How To Spell “Love” To Your Wife

Aram
Taken and summarized from Emerson Eggerichs’ excellent book, Love & Respect.  It’s spelled C-O-U-P-L-E.
  • Closeness:  She wants to know that whatever’s going on throughout your day, you’d rather be with her.
  • Openness:  She wants to know your thoughts and her mind-reader is broken.  Talk to her.  Open up to her so she can tell how you’re feeling.
  • Understanding:  She doesn’t necessarily need fixing, but she does need an ear to listen to her and a shoulder to lean on.
  • Peacemaking:  When you have conflict, she wants you to take the lead in making things better.  The percentages of guilt and blame aren’t the issues, the facts of love and good will towards her and the family are.
  • Loyalty:  She needs to be constantly reminded that you’re committed to her without a shadow of a doubt.  She needs to know you’re not even looking at another woman.
  • Esteem:  She wants to know she’s the most important person in your life and that what she thinks and feels is important to you.

And remember the Golden Rule of Marriage:  You can’t get what you need by withholding from your wife what she needs.  Give her what she needs and you’ll be amazed at the results.


Mar 27 2009

You’ve Found A Good Thing

Aram

You’ve got to understand as a man that when you marry the girl of your dreams, she wants to remain that. Long after she’s left her girlhood behind, she wants to know you’ll still pursue her. She wants to know you’ll love her with the same intensity and still greater depth than you did in the first heady days of your courtship.

How is this possible? How in the drudgery of daily existence, the constant press of work, the struggle to survive, the demands of needy kids, or the drive for personal space can a man find meaningful time for his woman? How can their relationship not just exist but truly prosper? What part can a (seemingly) relationally-challenged man play in leading his family? How can two people iron out their differences until they’re smooth and work back and forth, giving and taking until they’re finally synchronous with each other? Is there a way to fight fair? In fact, is there a way to remove the “fight” altogether and turn it into temporary disagreement with a permanent recognition of underlying good will, respect, honor, and love?

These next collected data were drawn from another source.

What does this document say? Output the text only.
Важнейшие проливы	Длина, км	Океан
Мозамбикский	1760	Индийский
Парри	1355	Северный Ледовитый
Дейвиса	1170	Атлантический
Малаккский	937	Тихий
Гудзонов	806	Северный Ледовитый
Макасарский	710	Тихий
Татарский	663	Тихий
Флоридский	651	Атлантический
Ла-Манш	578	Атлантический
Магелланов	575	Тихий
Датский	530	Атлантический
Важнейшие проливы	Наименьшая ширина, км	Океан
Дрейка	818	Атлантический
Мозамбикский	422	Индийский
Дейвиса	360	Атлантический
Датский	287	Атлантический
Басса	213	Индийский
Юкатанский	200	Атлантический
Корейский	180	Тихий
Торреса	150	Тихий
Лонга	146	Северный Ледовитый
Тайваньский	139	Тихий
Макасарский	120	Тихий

The answer to all of this is you’re in control, man. You’re leading the dance and your wife loves it when you’ve got the right moves, even when she’s in disagreement with you. She loves your ability to make peace and diffuse situations. She is more sensitive than you and feels little hiccups in the relationship more than you do. She loves it when you take care of business, but only because it’s a subset of you taking care of her. Even when you’re feeling disrespected by her, you can know that what she really wants is your love, care, and provision. Walk the tightrope of treating her voice as equal and leading by careful example, and you will find yourself a good thing, an amazing, devoted, grateful, happy wife.

It can be done. If you’re struggling, you can do it. If you’re doing it, you can do it better. Life is a wicked winding road that’s far easier to travel with your best friend. With a little patience and a few techniques, the rough spots won’t wreck the ride.